A former Heisman Trophy winner at Southern Cal and former NFL player, Garrett is now the athletic director at NAIA Langston University. Before the Lions, Garrett was fired as athletic director with the Trojans after the NCAA deemed he mishandled rules violations. He still stands by his tenure there.
"When you're as good as you are at USC, you don't have to do things that are outside the rules and thing that happen were with the student-athlete and their family," Garrett said.
But his mission to serve college athletes didn't change, he found a new beginning. He received a call about an opportunity to become athletic director at a school where the crowds are sparse, the band is the main draw and the background setting is the flat plains of Oklahoma. So why take on this position?

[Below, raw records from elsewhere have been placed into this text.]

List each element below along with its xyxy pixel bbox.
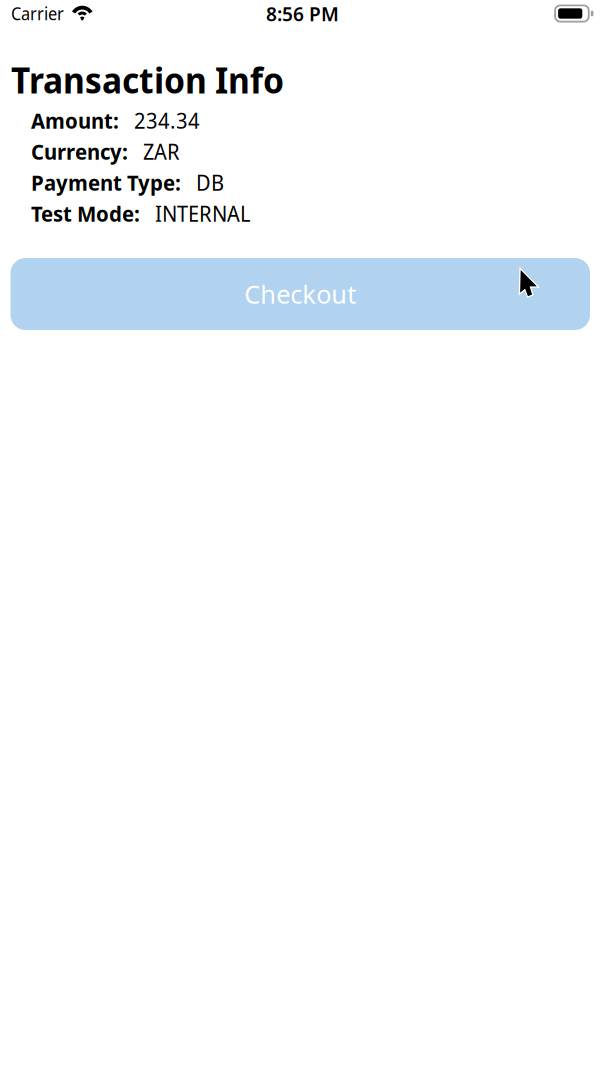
staticText: Test Mode:: [31, 199, 140, 228]
button[interactable]: Checkout: [10, 258, 590, 330]
staticText: Amount:: [31, 106, 119, 135]
staticText: 234.34: [134, 106, 200, 135]
staticText: 8:56 PM: [266, 0, 339, 27]
staticText: ZAR: [143, 137, 180, 166]
staticText: DB: [196, 168, 224, 197]
staticText: INTERNAL: [155, 199, 251, 228]
staticText: Checkout: [244, 277, 356, 311]
staticText: Payment Type:: [31, 168, 181, 197]
staticText: Currency:: [31, 137, 128, 166]
staticText: Transaction Info: [11, 55, 284, 104]
staticText: Carrier: [11, 2, 64, 25]
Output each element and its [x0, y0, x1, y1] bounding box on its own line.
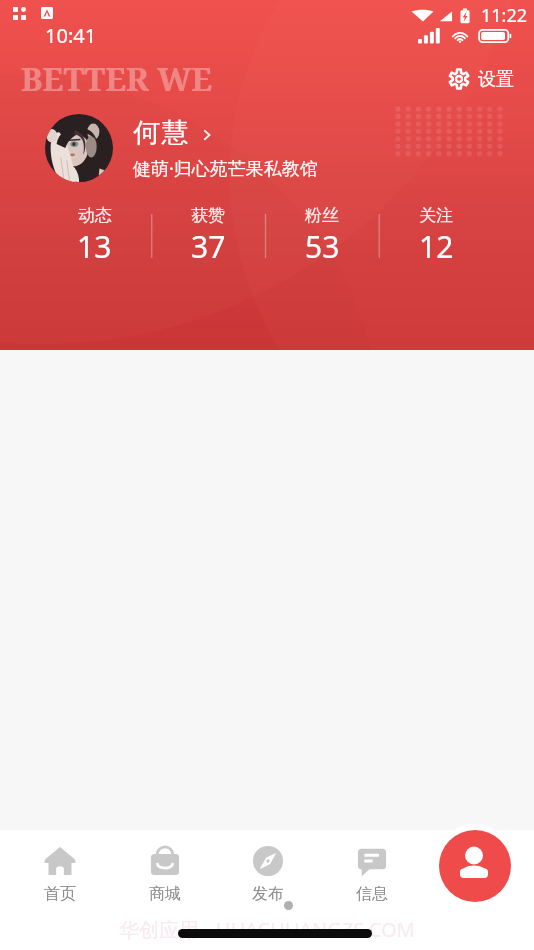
button[interactable]: 信息 [332, 838, 412, 910]
staticText: 53 [305, 226, 340, 267]
staticText: 华创应用 - HUACHUANGZS.COM [119, 916, 415, 943]
staticText: BETTER WE [21, 57, 213, 101]
button[interactable]: 获赞 [151, 205, 265, 267]
button[interactable]: 发布 [228, 838, 308, 910]
button[interactable]: 动态 [38, 205, 151, 267]
staticText: 12 [419, 226, 454, 267]
staticText: 11:22 [481, 3, 528, 28]
staticText: 粉丝 [305, 205, 339, 226]
button[interactable]: 首页 [20, 838, 100, 910]
staticText: 获赞 [191, 205, 225, 226]
staticText: 健萌·归心苑芒果私教馆 [133, 156, 318, 181]
staticText: 发布 [252, 884, 284, 904]
button[interactable]: 何慧 [45, 114, 318, 182]
staticText: 何慧 [133, 116, 191, 150]
button[interactable]: My profile [439, 830, 511, 902]
staticText: 10:41 [45, 22, 97, 49]
staticText: 设置 [478, 68, 514, 91]
button[interactable]: 设置 Settings [441, 61, 532, 97]
button[interactable]: 关注 [379, 205, 493, 267]
staticText: 关注 [419, 205, 453, 226]
staticText: 信息 [356, 884, 388, 904]
staticText: 13 [77, 226, 112, 267]
button[interactable]: 商城 [125, 838, 205, 910]
button[interactable]: 粉丝 [265, 205, 379, 267]
staticText: 首页 [44, 884, 76, 904]
staticText: 动态 [78, 205, 112, 226]
staticText: 商城 [149, 884, 181, 904]
staticText: 37 [191, 226, 226, 267]
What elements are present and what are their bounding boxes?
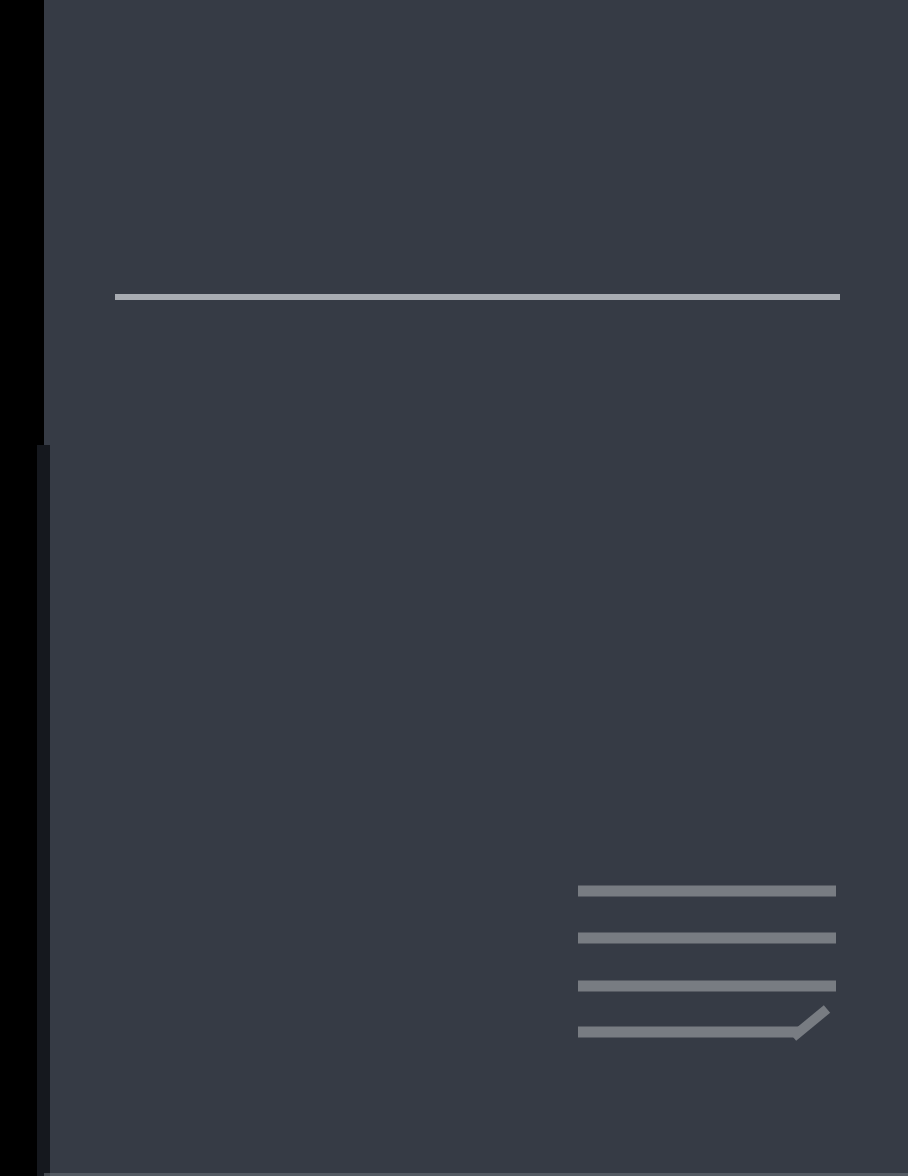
button[interactable]: Edit list <box>0 0 908 1176</box>
button[interactable]: Divider <box>115 270 840 324</box>
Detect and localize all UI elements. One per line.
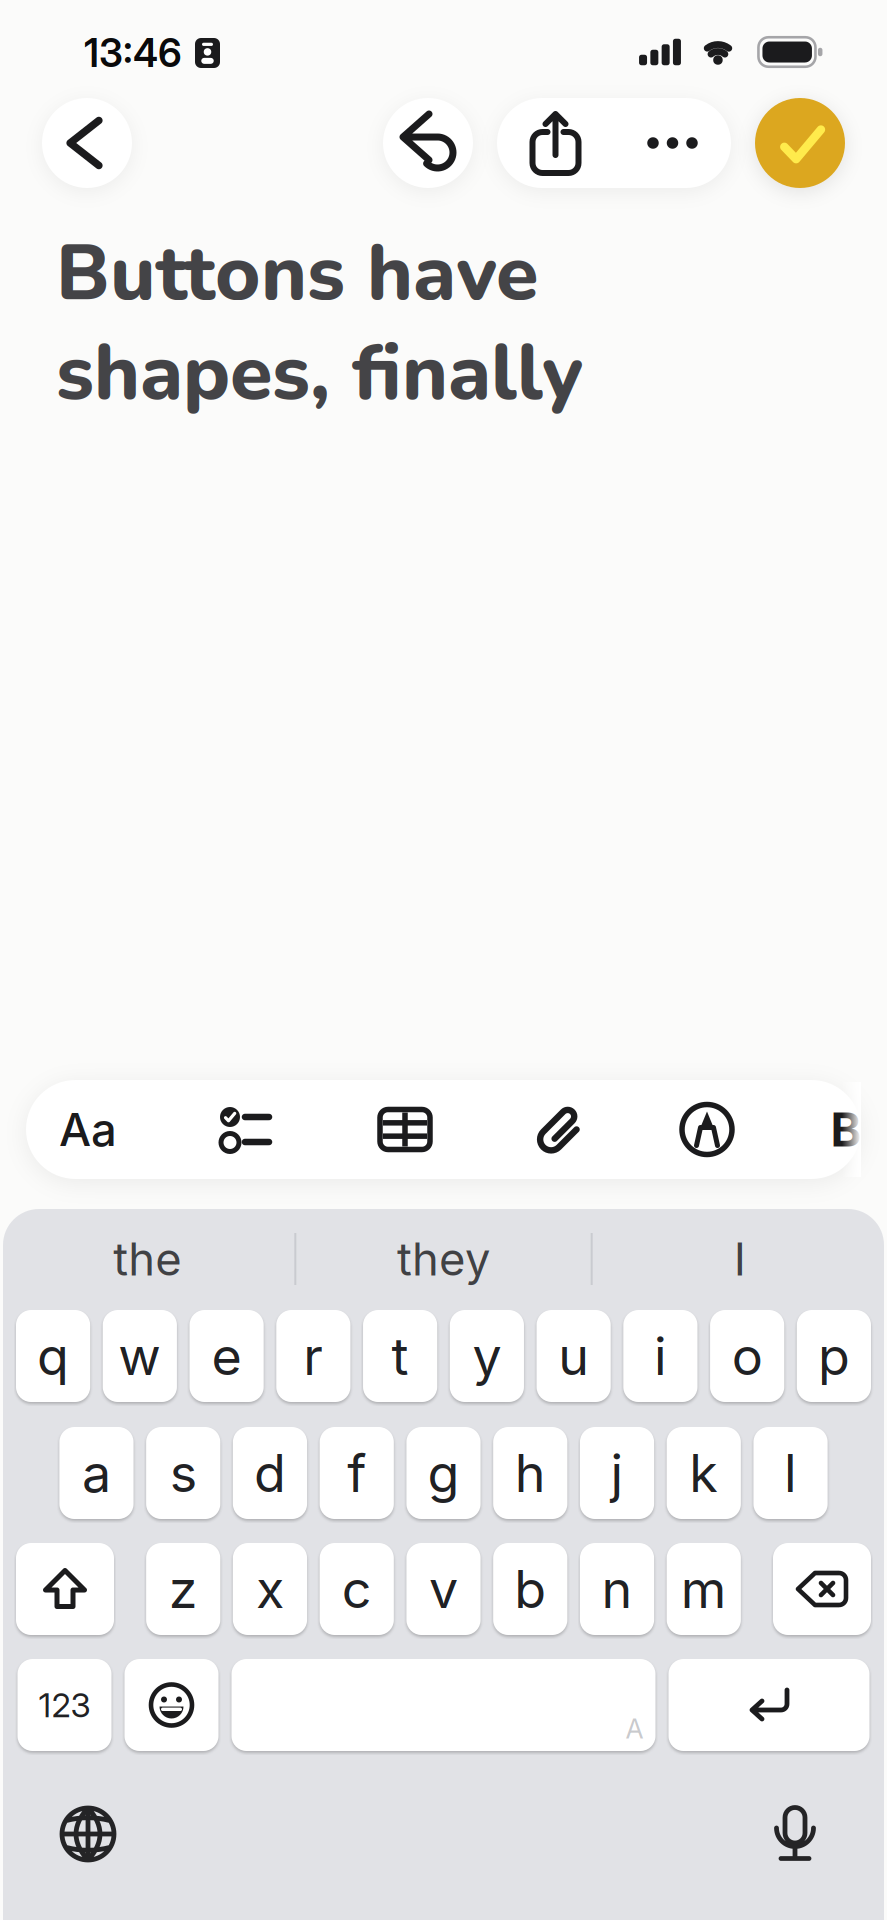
- staticText: w: [118, 1324, 161, 1387]
- button[interactable]: I: [593, 1232, 887, 1286]
- button[interactable]: u: [537, 1310, 611, 1402]
- staticText: l: [784, 1442, 797, 1504]
- button[interactable]: f: [320, 1427, 394, 1519]
- staticText: m: [681, 1558, 727, 1620]
- button[interactable]: b: [493, 1543, 567, 1635]
- staticText: Aa: [59, 1102, 117, 1157]
- button[interactable]: c: [320, 1543, 394, 1635]
- button[interactable]: g: [406, 1427, 481, 1519]
- staticText: a: [82, 1442, 111, 1504]
- button[interactable]: l: [754, 1427, 828, 1519]
- button[interactable]: o: [710, 1310, 784, 1402]
- staticText: d: [254, 1442, 286, 1504]
- staticText: k: [689, 1442, 718, 1504]
- button[interactable]: Return: [668, 1659, 870, 1751]
- button[interactable]: Next keyboard: [59, 1805, 117, 1863]
- button[interactable]: w: [103, 1310, 177, 1402]
- button[interactable]: Text format: [33, 1080, 143, 1179]
- staticText: q: [37, 1324, 69, 1387]
- staticText: the: [113, 1232, 181, 1286]
- staticText: v: [429, 1558, 458, 1620]
- button[interactable]: r: [276, 1310, 350, 1402]
- button[interactable]: Dictation: [773, 1805, 817, 1863]
- button[interactable]: Checklist: [193, 1080, 299, 1179]
- staticText: they: [397, 1232, 490, 1286]
- staticText: s: [170, 1442, 197, 1504]
- button[interactable]: n: [580, 1543, 654, 1635]
- button[interactable]: Share: [497, 98, 614, 188]
- staticText: h: [515, 1442, 546, 1504]
- button[interactable]: m: [667, 1543, 741, 1635]
- button[interactable]: Done: [755, 98, 845, 188]
- button[interactable]: y: [450, 1310, 524, 1402]
- staticText: Buttons have: [56, 221, 538, 326]
- staticText: u: [558, 1324, 589, 1387]
- button[interactable]: d: [233, 1427, 307, 1519]
- button[interactable]: t: [363, 1310, 437, 1402]
- staticText: y: [472, 1324, 501, 1387]
- button[interactable]: j: [580, 1427, 654, 1519]
- staticText: e: [212, 1324, 242, 1387]
- staticText: i: [654, 1324, 667, 1387]
- button[interactable]: Space: [232, 1659, 656, 1751]
- staticText: x: [256, 1558, 284, 1620]
- button[interactable]: k: [667, 1427, 741, 1519]
- staticText: g: [428, 1442, 460, 1504]
- staticText: f: [347, 1442, 366, 1504]
- staticText: j: [610, 1442, 624, 1504]
- staticText: B: [830, 1101, 862, 1158]
- button[interactable]: h: [493, 1427, 567, 1519]
- button[interactable]: Table: [351, 1080, 459, 1179]
- button[interactable]: Back: [42, 98, 132, 188]
- button[interactable]: Undo: [383, 98, 473, 188]
- staticText: A: [626, 1713, 644, 1745]
- button[interactable]: they: [296, 1232, 591, 1286]
- button[interactable]: p: [797, 1310, 871, 1402]
- button[interactable]: Bold: [816, 1080, 876, 1179]
- button[interactable]: Sketch: [655, 1080, 759, 1179]
- button[interactable]: 123: [18, 1659, 112, 1751]
- button[interactable]: q: [16, 1310, 90, 1402]
- staticText: r: [303, 1324, 323, 1387]
- staticText: p: [818, 1324, 850, 1387]
- button[interactable]: Emoji: [124, 1659, 218, 1751]
- staticText: c: [342, 1558, 372, 1620]
- button[interactable]: Attach file: [509, 1080, 613, 1179]
- staticText: t: [392, 1324, 409, 1387]
- staticText: n: [602, 1558, 632, 1620]
- button[interactable]: e: [190, 1310, 264, 1402]
- button[interactable]: Shift: [16, 1543, 114, 1635]
- staticText: b: [514, 1558, 546, 1620]
- staticText: 123: [38, 1685, 90, 1725]
- button[interactable]: i: [623, 1310, 698, 1402]
- button[interactable]: v: [406, 1543, 481, 1635]
- button[interactable]: x: [233, 1543, 307, 1635]
- button[interactable]: z: [146, 1543, 220, 1635]
- button[interactable]: More: [614, 98, 731, 188]
- button[interactable]: Delete: [773, 1543, 871, 1635]
- button[interactable]: a: [59, 1427, 134, 1519]
- staticText: shapes, finally: [56, 320, 583, 426]
- staticText: 13:46: [84, 30, 182, 76]
- staticText: o: [732, 1324, 763, 1387]
- staticText: z: [169, 1558, 198, 1620]
- staticText: I: [734, 1232, 746, 1286]
- button[interactable]: s: [146, 1427, 220, 1519]
- button[interactable]: the: [0, 1232, 294, 1286]
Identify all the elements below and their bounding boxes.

"All the time I was at USC I was thinking one day, if I could do something for my community, I would do it," Garrett explained. "I grew up in Garrett Government projects. My family was always worried about if you could pay the bills. I took this program on because it reflected my neighborhood and my community."
There's a lot to build up. The program has modest athletic history; his main goals he had at USC are the same at Langston. He hopes to move up to Division II in the next three to five years, which means more money in the athletic budget, which means pressure to win.
First year head coach Dwone Sanders said, "This man was the very best in the country on his level. Just think what he expects from his head football coach and football team. So, yes, pressure, it's there."
Garrett says he will continue to make Langston a force to reckon with in the near future. And not just making the college a name recognized as an Historically Black University, but a name-brand. It just starts with desire.
"Do I like to do all the jobs I have to do, no," Garrett said. "But the fact is that's what we have to do to turn the program around. May it be Los Angeles our Langston, the task doesn't change."